Broderick Johnson, coordinator of the Don’t Tax Our Web coalition of telecommunications companies, acknowledged that the industry would be content with a short-term moratorium.

“We have pretty well communicated our strong preference for a permanent moratorium. … Nevertheless, we want to make sure the moratorium doesn’t expire,” Johnson said.

Johnson said the key was to not let the moratorium expire at all, because some states, such as Montana, have laws in place that require them to start collecting taxes if it expires.

Meanwhile, supporters of the temporary bill said they are incredulous that they are at a stalemate with Sununu and others, when the industry has already agreed to a six-year moratorium. “We’ve heard from the telecom community that they’re more interested in getting a bill done than fighting about this,” said one senior Senate Democratic aide.

But the industry’s ambivalence on the issue is not necessarily going to stop supporters of the permanent ban.

“They are possibly the worst coalition I’ve ever seen. They’ll take anything,” said one aide to a Republican on the Commerce panel about the “Don’t Tax Our Web” coalition. “They haven’t drawn a line in the sand and said, ‘This is what we want.’”

A four-year moratorium appeared on a glide path to the Senate floor earlier this year. However, talks between the two sides broke off at the end of August, according to sources in both camps, over whether to continue to grandfather a handful of states that began taxing Internet access prior to the original moratorium in 1998.

When proponents of a permanent ban couldn’t get moratorium supporters to go for a gradual phase-out of the grandfathering, they began to dig in their heels for a permanent ban and started looking for more Democratic votes in committee.

Anticipating that Commerce members Barbara Boxer (D-Calif.) and John Kerry (D-Mass.) would vote with all Republicans for a permanent ban, Inouye yanked the bill from committee consideration last week, according to committee sources.

“They pulled the bill because they didn’t like the way the votes were going to come out,” said Sununu. Inouye denied on Tuesday that the temporary moratorium measure faced certain defeat last week.
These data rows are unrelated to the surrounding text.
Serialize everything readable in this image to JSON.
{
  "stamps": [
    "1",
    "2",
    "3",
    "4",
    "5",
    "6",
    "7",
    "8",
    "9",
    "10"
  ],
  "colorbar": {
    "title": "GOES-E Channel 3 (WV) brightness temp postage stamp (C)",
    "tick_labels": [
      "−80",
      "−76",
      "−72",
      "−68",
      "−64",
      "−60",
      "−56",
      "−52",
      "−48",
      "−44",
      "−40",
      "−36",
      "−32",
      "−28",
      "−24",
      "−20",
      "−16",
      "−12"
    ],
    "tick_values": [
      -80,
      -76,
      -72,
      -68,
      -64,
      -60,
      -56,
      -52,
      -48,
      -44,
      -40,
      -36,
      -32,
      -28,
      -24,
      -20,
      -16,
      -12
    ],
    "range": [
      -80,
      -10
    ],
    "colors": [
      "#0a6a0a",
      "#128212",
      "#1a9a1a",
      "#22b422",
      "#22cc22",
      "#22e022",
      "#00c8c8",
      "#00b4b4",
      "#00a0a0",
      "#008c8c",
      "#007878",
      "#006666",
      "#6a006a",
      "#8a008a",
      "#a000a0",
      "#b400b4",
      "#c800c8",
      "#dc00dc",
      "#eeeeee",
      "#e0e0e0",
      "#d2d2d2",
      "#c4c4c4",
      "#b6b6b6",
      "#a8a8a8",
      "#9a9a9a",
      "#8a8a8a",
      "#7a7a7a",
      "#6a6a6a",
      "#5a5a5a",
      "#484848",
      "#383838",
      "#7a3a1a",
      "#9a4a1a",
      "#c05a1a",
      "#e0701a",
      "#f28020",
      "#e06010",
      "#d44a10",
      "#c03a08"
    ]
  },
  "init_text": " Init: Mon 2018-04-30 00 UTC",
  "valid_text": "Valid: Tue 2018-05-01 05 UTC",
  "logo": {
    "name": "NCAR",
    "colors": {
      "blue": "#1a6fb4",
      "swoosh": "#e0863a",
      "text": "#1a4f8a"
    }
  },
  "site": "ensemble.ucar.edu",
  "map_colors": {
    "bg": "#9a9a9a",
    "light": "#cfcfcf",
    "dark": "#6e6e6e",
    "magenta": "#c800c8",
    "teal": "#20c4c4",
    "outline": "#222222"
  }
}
And during the committee’s next attempt to markup the bill, Inouye may be right. Both Boxer and Kerry expressed support for a permanent ban on Tuesday, but said they were not ruling out voting for a simple short-term measure. “I’m torn,” Boxer said. “I favor a permanent ban, but I’m open to a six-year moratorium.”

However, permanent ban backer Sen. Ron Wyden (D-Ore.) is holding out hope that he can convince Senate Finance Chairman Max Baucus (D-Mont.) to bring up the permanent ban in that panel.

“I’ve had a lot of conversations,” Wyden said. “I’m hopeful that they’ll be taking it up.”

But Baucus appeared inclined to defer to Inouye on Internet tax issues, saying the Commerce chairman’s unwillingness to entertain a permanent ban “probably ends it for this year.”